Mutual Cruelty: The Twisted Way We Cope with Loss

Some women want a shoulder to cry on. Others will do almost anything to laugh.

Black & white photograph of man pinning woman down in wrestling hold
(Image credit: Getty Images)

The text read, "You said you would laugh so hard when this happened to me…what was it?"

It spawned an elaborate guessing game between one of my best friends and me as I tried to solve the riddle. Did she pee her pants in public? No. Break a heel and fall on her face? Nah. Fall into a glass door? Not exactly.

She had cancer.

Did I once actually say I would laugh when she got cancer? It's extremely possible. The two of us have been friends for over a decade. In that time, we've traversed the difficult territories of divorce, career uncertainty, near-fatal wrecks, and endless binge-drinking. And we've done it all with a wry, dry sense of humor.

"Are you laughing now?" she texted.

"If it makes you feel better, I am definitely cackling," I shot back.

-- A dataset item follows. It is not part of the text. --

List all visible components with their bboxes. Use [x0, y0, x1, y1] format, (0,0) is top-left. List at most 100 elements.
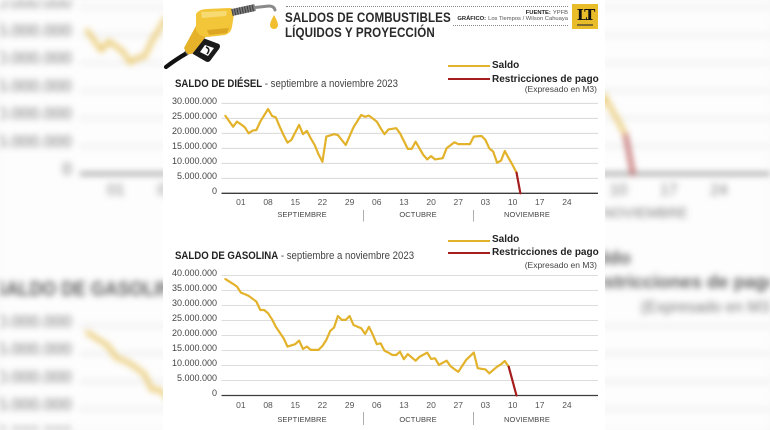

My friendship with this woman is similar to every deep friendship I have with females. It is so raw and real that our interactions never hit just one emotional tone at a time. In fact, I've found that women who are intensely earnest in their sympathy and support don't have much to offer me. I choose to deal with the world in head-on collisions, and my friends are the copilots who keep changing the radio station just to bust my balls.

Because life's collisions are shocking, but you have no choice but to deal. Your copilot reminds you how much you still desperately care about crappy pop ballads from the '70s, even when you're crying; she connects you to a deeper part of yourself, even as the windshield collapses into your face.

When you start losing your hair, can I tell everyone you're on meth?

When I was raped, the first people I told happened to be men. They stood in stunned silence. Then they hugged me. It was an admirable effort. They didn't say anything super awkward or question me. They just held their arms out while I fell into them. But still, it wasn't enough. Their embraces felt, well, somehow condescending. That was not their intention in any way, but it's just how I felt—as though now I was a Victim and needed to be handled with kid gloves.

Later, I remained unsettled. My brain couldn't focus. So I found one of my female friends. I sat her down, and I said, "I was just raped."

She sucked in a slow, deep breath, took my hand, and looked into my eyes with great concern. "Well," she said, "did he at least bring you flowers?"

I was so shocked I let out a huge gasping laugh, and then farted at the same time.

We spent that afternoon and evening riding bikes, crying, and writing a song called "Dream Date Rapist" about the consolation gifts sexual assaulters should leave behind because really it's the least they can do. I didn't even know this was the kind of catharsis I needed at the time—but somehow, this friend, my fart, and this childish, offensive song made everything feel just good enough to carry on.

Some of you may read this and say it's all just too dark, not funny, and maybe even a little nasty. I disagree. If you have access to the internet, you've probably already noticed that the world is filled with pitiful, terrible people, and that thousands of websites devote themselves to painfully cute baby-animal videos simply to counteract how awful everything is. I can cry over the state of my existential dread on my own. With a friend, I seek something else.

I can cry over the state of my existential dread on my own. With a friend, I seek something else.

I'm fully aware that my desire for dark humor may stem from the women in my family, who've taught me that crying without laughing is just spilled salt looking for a sweet dish to go with. (See: the glory of salted chocolate chip cookies.) When my grandmother told me she's afraid of being alone after my grandfather dies, that she might wither away into a mess, haunted by the void this man would leave in her heart, I said, "Don't worry. We'll smother you with a pillow, and you'll go peacefully."

And then we laughed and laughed and laughed. There was nothing else to say. No platitude would make the idea more bearable, and no single hug could erase the eventual pain. Yes, he will die. She will be immediately and immeasurably hurt. And we will cry. But crying is boring and dehydrating. It has to stop sometime.

So when my friend told me she had cancer, I cried—but I didn't tell her that. She already knew that part. Instead, I texted, "When you start losing your hair, can I tell everyone you're on meth?"

She responded with a photo of Sigourney Weaver in Alien 3, bald and badass and backlit, then said, "Uhhh this is the best. I never had the guts to shave my head for this look!"

I thought of all the ridiculous things I've heard people say to one another at their worst times. I thought of the multiple friends who'd told me they had miscarriages, and the thoughtlessly hollow responses they got from acquaintances. How they wanted to rip that sympathetic person's head off.

And then I texted, "You know, everything happens for a reason."

"Fuck you," she replied.

"#slaveforfashion," I texted. And, "I love you."